Layer normalisation and residual connections for training stability.
Decoder-only model trained to predict the next word in a sequence.
Input tokens → Embedding layer → Stacked Transformer decoder layers → Output probabilities over vocabulary → Text generation
4.2.7 - Model performance
STA tested the performance of the tool with the metric that is indicative: STA generate 1 minute of video within 3 minutes.

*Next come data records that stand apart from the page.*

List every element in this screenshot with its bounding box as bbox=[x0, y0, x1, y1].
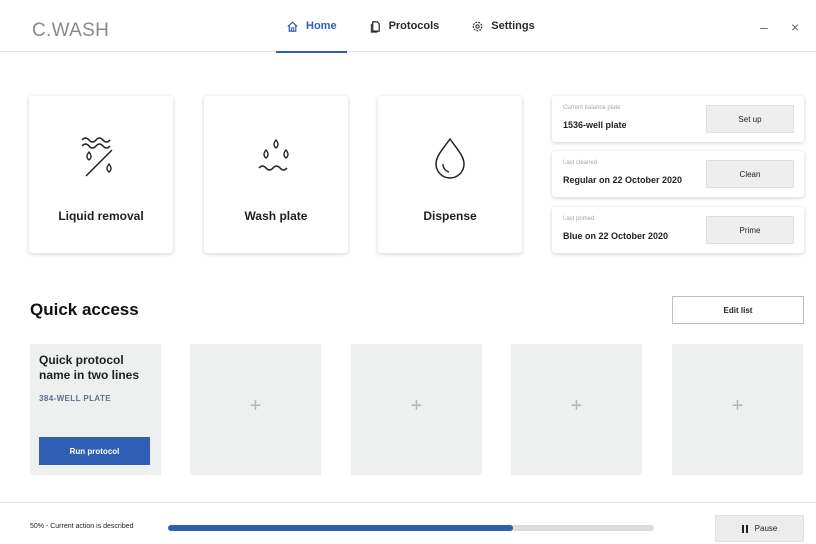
droplet-icon bbox=[435, 137, 465, 179]
status-caption: Last primed bbox=[563, 216, 595, 222]
status-value: 1536-well plate bbox=[563, 120, 627, 130]
quick-protocol-card: Quick protocol name in two lines 384-WEL… bbox=[30, 344, 161, 475]
run-protocol-button[interactable]: Run protocol bbox=[39, 437, 150, 465]
progress-fill bbox=[168, 525, 514, 531]
tile-liquid-removal[interactable]: Liquid removal bbox=[29, 96, 173, 253]
progress-track bbox=[168, 525, 654, 531]
add-quick-slot[interactable]: + bbox=[190, 344, 321, 475]
set-up-button[interactable]: Set up bbox=[706, 105, 794, 133]
tile-wash-plate-label: Wash plate bbox=[244, 209, 308, 223]
edit-list-button[interactable]: Edit list bbox=[672, 296, 804, 324]
home-icon bbox=[287, 21, 298, 32]
pause-icon bbox=[741, 524, 748, 533]
document-icon bbox=[370, 20, 380, 33]
status-caption: Last cleaned bbox=[563, 160, 598, 166]
plus-icon: + bbox=[410, 395, 423, 417]
pause-label: Pause bbox=[754, 524, 778, 533]
tile-dispense-label: Dispense bbox=[423, 209, 477, 223]
tab-home-label: Home bbox=[306, 20, 337, 32]
tab-settings-label: Settings bbox=[491, 20, 535, 32]
add-quick-slot[interactable]: + bbox=[351, 344, 482, 475]
plus-icon: + bbox=[249, 395, 262, 417]
add-quick-slot[interactable]: + bbox=[511, 344, 642, 475]
progress-label: 50% - Current action is described bbox=[30, 523, 134, 530]
status-caption: Current balance plate bbox=[563, 105, 621, 111]
wash-plate-icon bbox=[258, 138, 289, 171]
main-nav: Home Protocols Settings bbox=[270, 0, 551, 53]
tile-dispense[interactable]: Dispense bbox=[378, 96, 522, 253]
quick-access-title: Quick access bbox=[30, 300, 139, 319]
status-card-last-cleaned: Last cleaned Regular on 22 October 2020 … bbox=[552, 151, 804, 197]
status-bar: 50% - Current action is described Pause bbox=[0, 502, 816, 544]
status-card-last-primed: Last primed Blue on 22 October 2020 Prim… bbox=[552, 207, 804, 253]
top-bar: C.WASH Home Protocols Settings – × bbox=[0, 0, 816, 53]
plus-icon: + bbox=[731, 395, 744, 417]
minimize-button[interactable]: – bbox=[760, 20, 768, 34]
status-card-balance-plate: Current balance plate 1536-well plate Se… bbox=[552, 96, 804, 142]
protocol-plate-type: 384-WELL PLATE bbox=[39, 394, 111, 403]
status-value: Regular on 22 October 2020 bbox=[563, 175, 683, 185]
pause-button[interactable]: Pause bbox=[715, 515, 804, 542]
prime-button[interactable]: Prime bbox=[706, 216, 794, 244]
tab-settings[interactable]: Settings bbox=[455, 0, 550, 52]
tab-protocols-label: Protocols bbox=[388, 20, 440, 32]
tab-protocols[interactable]: Protocols bbox=[353, 0, 456, 52]
protocol-name: Quick protocol name in two lines bbox=[39, 353, 140, 382]
close-button[interactable]: × bbox=[791, 20, 799, 34]
gear-icon bbox=[472, 21, 483, 31]
tile-liquid-removal-label: Liquid removal bbox=[58, 209, 144, 223]
status-value: Blue on 22 October 2020 bbox=[563, 231, 669, 241]
clean-button[interactable]: Clean bbox=[706, 160, 794, 188]
add-quick-slot[interactable]: + bbox=[672, 344, 803, 475]
tile-wash-plate[interactable]: Wash plate bbox=[204, 96, 348, 253]
app-title: C.WASH bbox=[32, 20, 110, 41]
liquid-removal-icon bbox=[81, 137, 113, 177]
plus-icon: + bbox=[570, 395, 583, 417]
tab-home[interactable]: Home bbox=[270, 0, 353, 53]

More information about the technology can be found here - https://www.colossyan.com/posts/tech-stack-behind-ai-video-generation
4.2.8 - Datasets
Large Language models have been trained on numerous data sets examples of these can be; OpenWebText a web-scraped content similar to GPT’s training data. BooksCorpus a data set of Thousands of novels used for long-form text generation. Wikipedia + CC-News Public factual data for high-quality script writing.
4.2.9 - Dataset purposes
To train these Large Language models
Tier 2 - Risks, Mitigations and Impact Assessments
5.1 - Impact assessment
N/A
5.2 - Risks and mitigations
We ensure no sensitive information is used in this programme. All the data inputted into the programme is information that is accessible in the public domain.
Model Limitations & Quality Risk Some avatars may appear unnatural or “uncanny”, especially in edge cases or non-standard scripts. Lip-sync or pronunciation may fail for: Technical jargon Accented speech Mitigation: Human review and testing before use at scale.